With an already existing target which has an already built and tested target C libraries like 'x86_64-w64-mingw32' and 'x86_64-redhat-linux' (CentOS, Fedora) it is quite vain and even questionable (will the result really be the same?) to try to rebuild this already existing target C library stuff.  One could ask oneself whether one really would rebuild the target C library stuff in the native GCC case.  If not, why on earth in the cross GCC case?  (A resurrection of the native GCC for the target on another host with only new
executables for the new cross host)

So just choosing a SYSROOT to keep the already existing target stuff (in this case as downloaded mingw-packages from the MinGW site) and using the '--with-sysroot=$SYSROOT' to point to them when configuring GNU binutils and GCC, would be the recommendation from me. If one chooses PREFIX="$HOME/opt/cross" (for keeping all the crosstools) then a quite obvious choose for the TARGET stuff would be to use SYSROOT=$PREFIX/host-$TARGET, in this case it would lead using '$HOME/opt/cross/host-x86_64-w64-mingw32' as the SYSROOT for the MinGW stuff.  When making more  crosstoolchains one then uses the same standard, for instance with a crosstoolchain for 'x86_64-centos7-linux' one would use the '$HOME/opt/cross/host-x86_64-centos7-linux' as the SYSROOT for the CentOS7 stuff and the '$HOME/opt/cross/bin' for the 'x86_64-centos7-linux-*' named executables.
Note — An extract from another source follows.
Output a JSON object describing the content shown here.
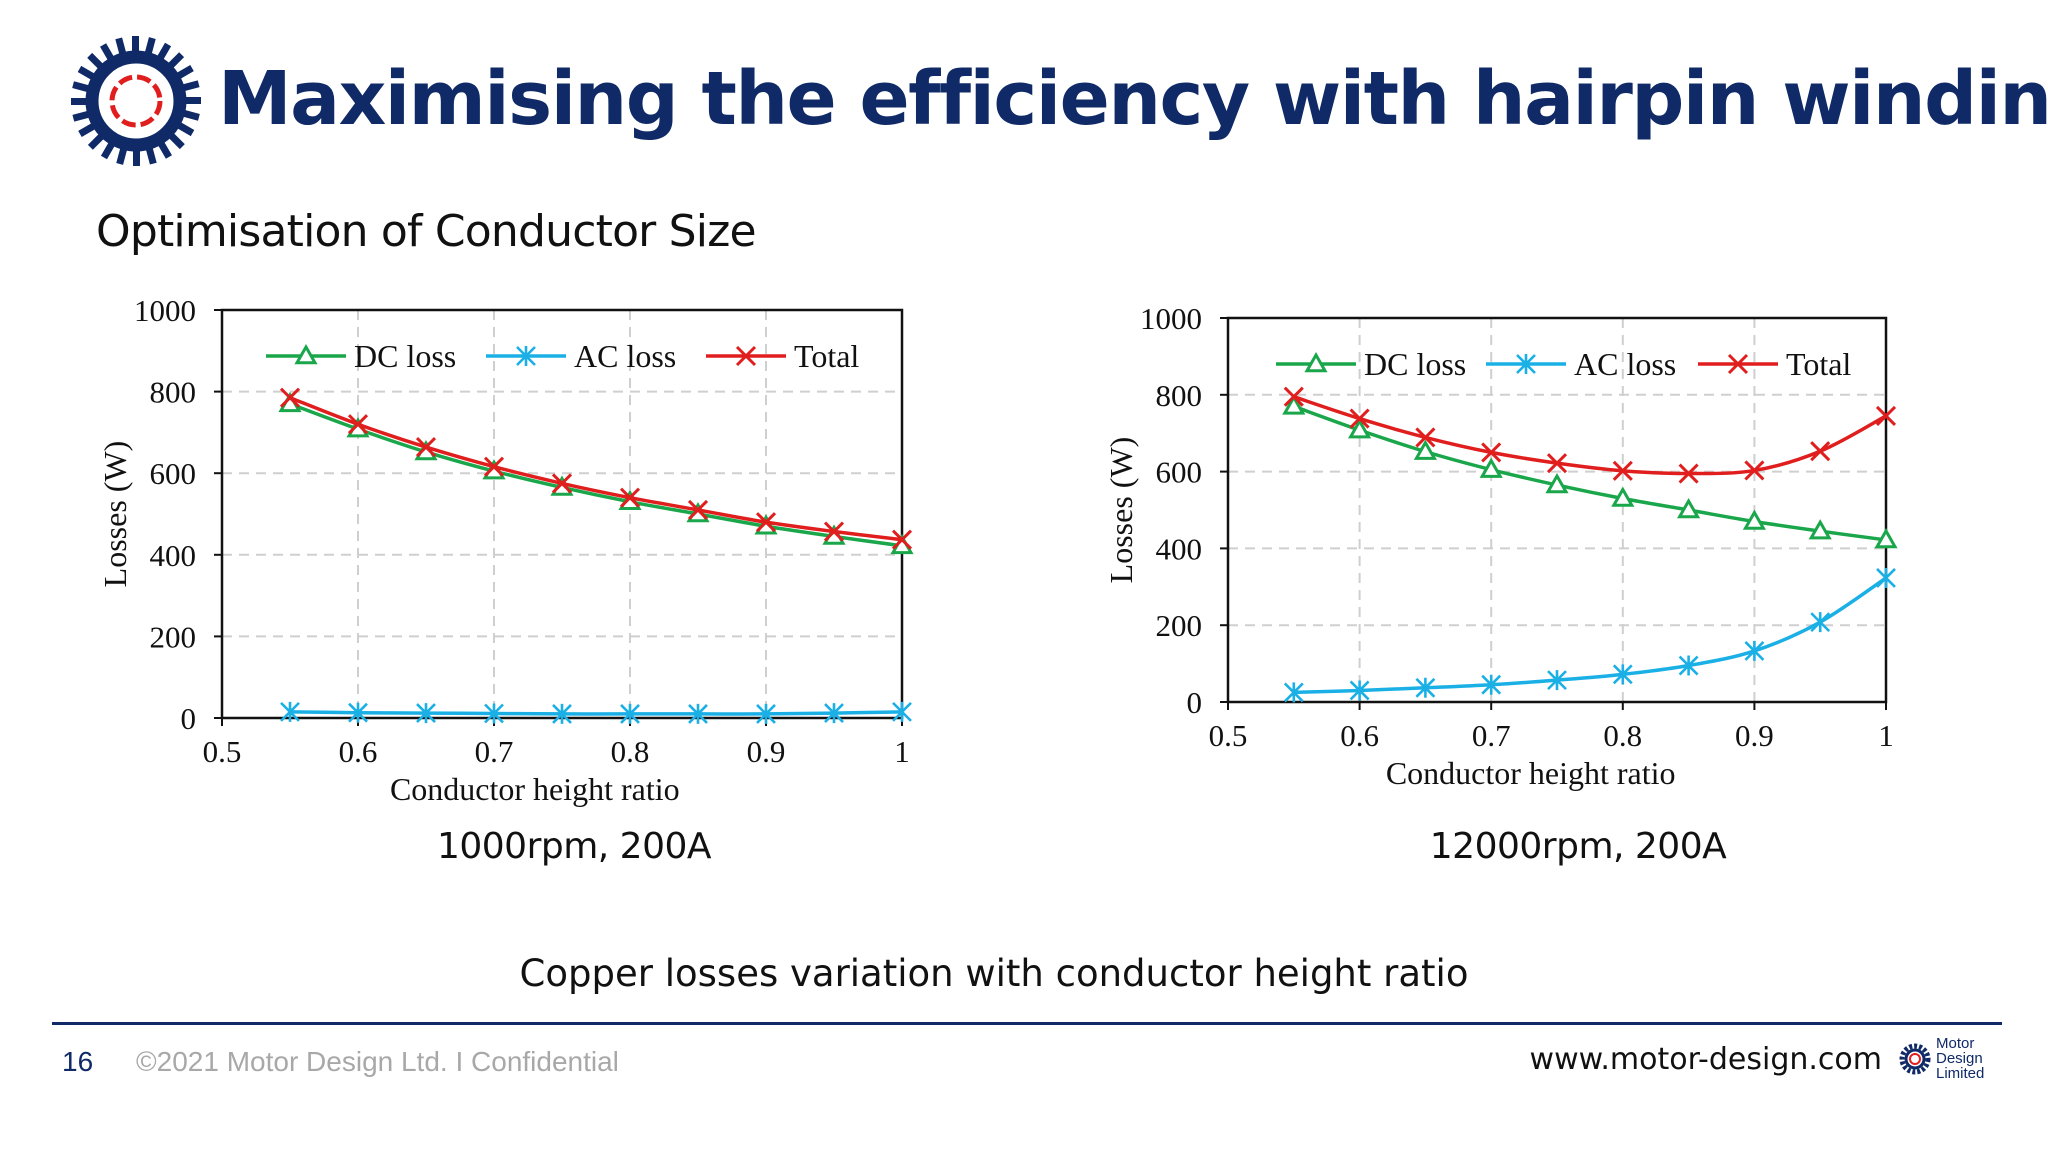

With the "embedded targets" like 'x86_64-elf' one doesn't use any SYSROOT because there aren't any "existing target standard C libraries" but one usually compiles them from the newlib sources at the same time with the GCC sources.  The resulting standard C libraries will go into the default '$PREFIX/$TARGET/include' and '$PREFIX/$TARGET/lib', in the previous "standard" into the '$HOME/opt/cross/x86_64-elf/include' and '$HOME/opt/cross/x86_64-elf/lib' in the 'x86_64-elf' target case.  Whether newlib now supports the 'x86_64-elf' target I have no clue, the 'i386-elf' has been there from the very beginning and I remember toying with it to make a crosscompiler which could make simple executables for both DJGPP2 on MS-DOS and Unix
SVR4.2 (UnixWare and Linux with ibcs2).